The "P" Word
Wednesday, May 30th 2012
There's been a lot of propagandizing lately about something that isn't propaganda.
I'm talking about the fuss that’s been stirred up by the proposal to amend the Smith-Mundt Act so that Americans can more easily scrutinize content that has been produced on their behalf for foreign audiences.
Suddenly everybody’s hair is on fire. People who usually call for more transparency and more openness of what government is doing are now fretting that exposing Americans to that stuff poses some kind of danger.
Well, there are dangers in this world, but this is not one of them.
This spun-up controversy reminds me of what happened during the war in Iraq. Journalists had been demanding better access to the battlefield and to the troops during wartime since, well, forever. So in 2003, Torie Clarke, then the Assistant Secretary of Defense for Public Affairs, pushed the Defense Department to give them just that. The result: Hundreds of journalists were embedded with units of soldiers, sailors, airmen, and Marines and given unprecedented access to the conflict. They produced some of the most informed and comprehensive coverage ever seen in a modern war. And what happened after that? Critics started complaining that the journalists were too close, and the friendships they formed with the men and women who were fighting the war hindered their ability to cover it objectively.
Sometimes you can’t win. And this criticism of the proposal to modernize Smith-Mundt falls into that category.

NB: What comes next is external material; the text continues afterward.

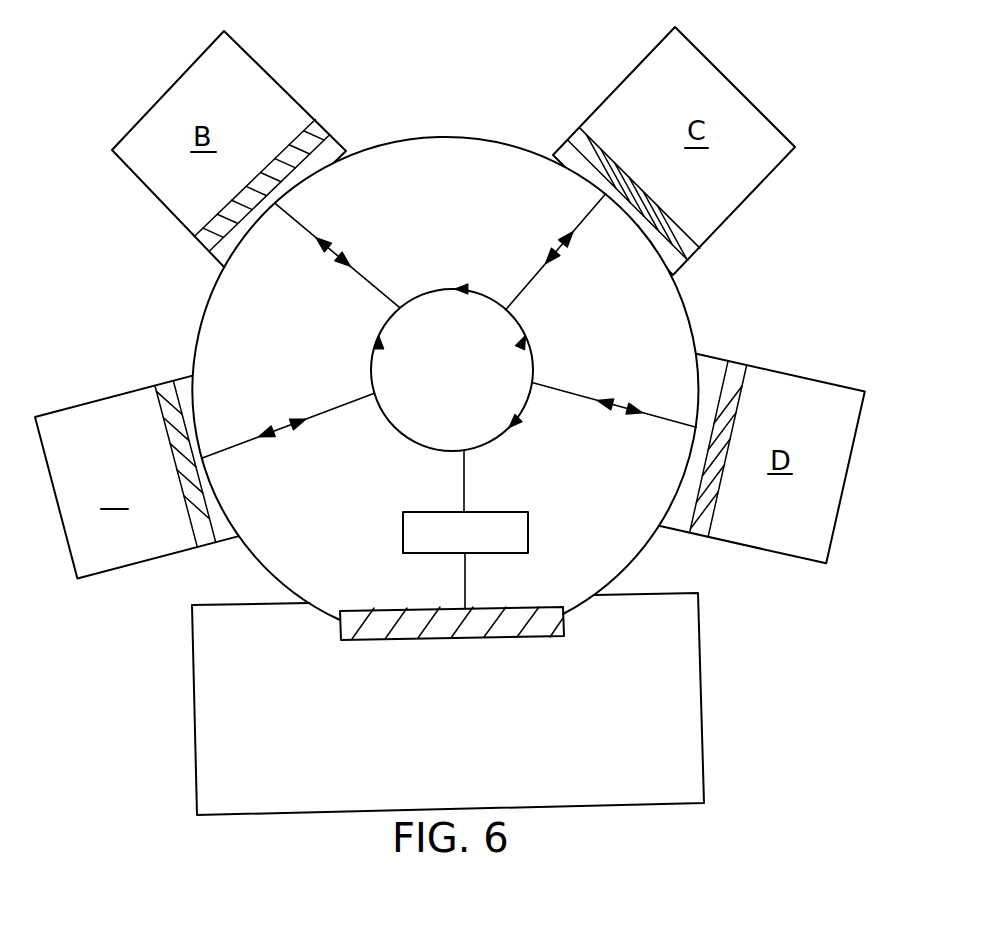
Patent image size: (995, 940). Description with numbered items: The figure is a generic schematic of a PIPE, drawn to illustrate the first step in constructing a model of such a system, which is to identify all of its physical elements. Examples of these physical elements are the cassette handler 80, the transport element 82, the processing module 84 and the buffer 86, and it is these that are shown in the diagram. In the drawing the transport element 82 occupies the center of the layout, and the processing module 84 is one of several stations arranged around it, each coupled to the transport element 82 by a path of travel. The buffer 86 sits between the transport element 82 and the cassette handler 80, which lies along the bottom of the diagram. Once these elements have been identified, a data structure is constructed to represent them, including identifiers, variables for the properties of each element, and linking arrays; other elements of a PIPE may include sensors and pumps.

I’ve written about this legislation before (the title of my commentary – Smith-Mundt: Time for a Change – makes clear where I stand), so I won’t repeat those arguments. But I will say that the critics are way off on this one. The obsolete bits of Smith-Mundt have been indisputably OBE (overtaken by events) as well as by technology. The only people who are being legally discouraged from seeing and hearing and reading things like Voice of America broadcasts are the people who paid for them: American citizens. It's time to fix that.
If you're really troubled by the effort to bring this law into the 21st century, please watch some of VOA's broadcasts (despite Smith-Mundt, they’re easily found at www.voanews.com) and then compare them to what you see – and the stories you don’t see because they aren’t covered – on RT (Russia Today) and CCTV (China Central Television).
Then you’ll know what real propaganda looks like.